Pauta de Julgamento em que consta o RE 574.706/PR foi publicada no começo de agosto. A expectativa é que em breve seja fixada data para conclusão do tema.

No início do mês de agosto, o Supremo Tribunal Federal publicou a Pauta de Julgamento 70/2019, em que constam os embargos de declaração da Fazenda Nacional no RE 574.706/PR – trata-se do julgamento em que a Corte decidiu pela não inclusão do ICMS na base de cálculo do PIS e da COFINS.

A Fazenda Nacional opôs embargos de declaração, apontado supostas irregularidades no acórdão, bem como questionando a Corte sobre qual deverá o ICMS a ser excluído da base de cálculo do PIS e da COFINS (o ICMS destacado nas notas fiscais, ou o ICMS efetivamente pago). O recurso fazendário também pede a modulação dos efeitos dessa decisão.

Apesar de a PGFN já ter incluído o tema na sua lista de dispensa de contestar e recorrer (item 1.31, Nota PGFV/CRJ/nº 480/2017), em razão da demora no julgamento do recurso fazendário, a RFB aproveitou a brecha e editou a Solução de Consulta COSIT nº 13/2018, pela qual determina que o ICMS passível de exclusão da base de cálculo do PIS/COFINS é o valor mensal do ICMS a recolher.

Essa exigência têm sido bastante questionada pelos contribuintes, que alegam que o posicionamento adotado pela Receita restringe o real alcance da decisão do STF – inclusive, existem decisões do próprio Supremo e posteriores ao julgamento do RE 574.706/PR em sentido contrário ao raciocínio fazendário, como a decisão monocrática do Ministro Gilmar Mendes, proferida no RE 954.262, julgado em 20/08/2018.

Também em razão da inércia da Suprema Corte, e em razão dos inúmeros recursos sobre o tema, o Superior Tribunal de Justiça (STJ) também decidiu no Agravo em Recurso Especial 1.513.406/PR destacar recursos para discutir o tema em âmbito infraconstitucional.

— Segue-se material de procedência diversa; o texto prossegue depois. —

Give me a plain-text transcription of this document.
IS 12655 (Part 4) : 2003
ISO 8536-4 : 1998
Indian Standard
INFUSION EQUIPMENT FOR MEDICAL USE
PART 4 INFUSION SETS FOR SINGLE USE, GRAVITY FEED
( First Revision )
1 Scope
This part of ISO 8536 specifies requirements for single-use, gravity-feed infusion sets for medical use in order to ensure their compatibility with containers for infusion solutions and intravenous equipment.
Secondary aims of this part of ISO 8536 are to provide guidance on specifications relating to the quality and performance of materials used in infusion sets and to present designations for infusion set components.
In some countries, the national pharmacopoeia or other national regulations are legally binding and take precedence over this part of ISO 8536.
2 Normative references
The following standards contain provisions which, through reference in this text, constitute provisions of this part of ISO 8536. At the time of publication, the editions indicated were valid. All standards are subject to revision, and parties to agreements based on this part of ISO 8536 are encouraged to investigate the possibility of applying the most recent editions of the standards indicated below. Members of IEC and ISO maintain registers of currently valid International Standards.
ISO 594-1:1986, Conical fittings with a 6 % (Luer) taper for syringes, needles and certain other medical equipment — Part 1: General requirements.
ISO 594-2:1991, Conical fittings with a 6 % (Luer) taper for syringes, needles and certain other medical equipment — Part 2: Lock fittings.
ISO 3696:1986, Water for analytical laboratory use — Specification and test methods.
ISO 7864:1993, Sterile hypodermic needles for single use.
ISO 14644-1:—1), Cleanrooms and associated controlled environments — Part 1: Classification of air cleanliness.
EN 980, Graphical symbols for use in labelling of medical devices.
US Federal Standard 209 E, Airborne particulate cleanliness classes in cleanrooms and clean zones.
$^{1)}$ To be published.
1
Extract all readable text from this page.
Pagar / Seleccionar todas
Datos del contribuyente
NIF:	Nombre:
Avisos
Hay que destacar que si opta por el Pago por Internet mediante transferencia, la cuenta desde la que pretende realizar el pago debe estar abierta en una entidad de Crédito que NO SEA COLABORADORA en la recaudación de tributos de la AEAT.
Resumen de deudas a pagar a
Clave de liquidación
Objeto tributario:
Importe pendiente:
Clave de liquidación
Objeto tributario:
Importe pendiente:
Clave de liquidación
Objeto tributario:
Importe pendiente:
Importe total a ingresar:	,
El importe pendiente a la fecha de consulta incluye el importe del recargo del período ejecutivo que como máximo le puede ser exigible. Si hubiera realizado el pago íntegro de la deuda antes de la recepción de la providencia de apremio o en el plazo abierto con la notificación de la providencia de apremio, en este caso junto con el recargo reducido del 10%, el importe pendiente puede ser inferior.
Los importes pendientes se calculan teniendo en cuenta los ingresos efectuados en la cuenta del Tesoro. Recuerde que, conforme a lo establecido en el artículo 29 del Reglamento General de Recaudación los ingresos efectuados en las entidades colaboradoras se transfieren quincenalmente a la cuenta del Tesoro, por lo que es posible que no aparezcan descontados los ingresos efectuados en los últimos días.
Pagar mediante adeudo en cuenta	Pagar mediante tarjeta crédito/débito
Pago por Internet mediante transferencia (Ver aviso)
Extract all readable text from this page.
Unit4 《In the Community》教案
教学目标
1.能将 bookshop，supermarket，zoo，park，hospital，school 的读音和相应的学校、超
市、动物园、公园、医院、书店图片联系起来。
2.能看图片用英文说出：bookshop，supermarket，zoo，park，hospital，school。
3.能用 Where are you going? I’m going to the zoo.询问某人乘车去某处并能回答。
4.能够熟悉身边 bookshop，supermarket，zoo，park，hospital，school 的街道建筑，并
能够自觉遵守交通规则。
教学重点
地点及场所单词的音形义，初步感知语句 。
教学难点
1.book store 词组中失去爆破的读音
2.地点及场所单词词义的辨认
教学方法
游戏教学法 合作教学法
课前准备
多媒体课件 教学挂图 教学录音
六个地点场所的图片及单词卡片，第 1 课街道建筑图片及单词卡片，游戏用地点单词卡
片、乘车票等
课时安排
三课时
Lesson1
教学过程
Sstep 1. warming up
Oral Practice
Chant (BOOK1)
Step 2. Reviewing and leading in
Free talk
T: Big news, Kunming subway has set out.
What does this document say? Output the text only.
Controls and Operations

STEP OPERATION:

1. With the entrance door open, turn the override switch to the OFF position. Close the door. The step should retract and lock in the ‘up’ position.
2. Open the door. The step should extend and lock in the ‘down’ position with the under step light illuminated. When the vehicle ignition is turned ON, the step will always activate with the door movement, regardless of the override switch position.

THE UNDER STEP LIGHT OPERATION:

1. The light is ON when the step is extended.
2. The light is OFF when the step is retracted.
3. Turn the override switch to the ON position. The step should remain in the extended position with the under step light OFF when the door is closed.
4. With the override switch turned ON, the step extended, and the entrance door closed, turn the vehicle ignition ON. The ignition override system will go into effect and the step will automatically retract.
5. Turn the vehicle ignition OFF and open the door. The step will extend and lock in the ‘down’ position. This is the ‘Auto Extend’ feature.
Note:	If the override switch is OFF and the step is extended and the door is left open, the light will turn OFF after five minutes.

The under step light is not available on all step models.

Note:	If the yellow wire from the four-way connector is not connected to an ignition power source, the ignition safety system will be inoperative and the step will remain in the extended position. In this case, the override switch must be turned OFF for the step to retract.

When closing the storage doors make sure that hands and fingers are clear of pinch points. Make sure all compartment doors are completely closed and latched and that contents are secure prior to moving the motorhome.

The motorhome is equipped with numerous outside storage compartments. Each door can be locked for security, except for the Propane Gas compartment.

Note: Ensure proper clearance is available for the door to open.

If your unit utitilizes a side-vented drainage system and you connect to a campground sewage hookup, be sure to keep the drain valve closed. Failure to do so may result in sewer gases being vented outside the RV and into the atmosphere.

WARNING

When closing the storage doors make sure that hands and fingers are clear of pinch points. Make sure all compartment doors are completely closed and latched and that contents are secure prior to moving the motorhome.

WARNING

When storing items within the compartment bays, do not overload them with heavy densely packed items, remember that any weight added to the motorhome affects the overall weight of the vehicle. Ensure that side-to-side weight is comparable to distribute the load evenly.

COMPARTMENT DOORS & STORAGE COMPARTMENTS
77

Embora o presidente do STF (o Ministro Dias Toffoli) ainda não tenha definido a data de julgamento do caso, diante da sua grande magnitude e da insegurança jurídica gerada, a expectativa é que em breve o Plenário do Supremo encerre a análise do tema. Nesse contexto, recomendamos que os contribuintes que ainda não ingressaram com ação judicial visando a exclusão do ICMS da base de cálculo do PIS e da COFINS o façam, diminuindo os riscos de eventual modulação afastar a possibilidade de reaver os valores indevidamente recolhidos nos 5 anos contados do protocolo da demanda.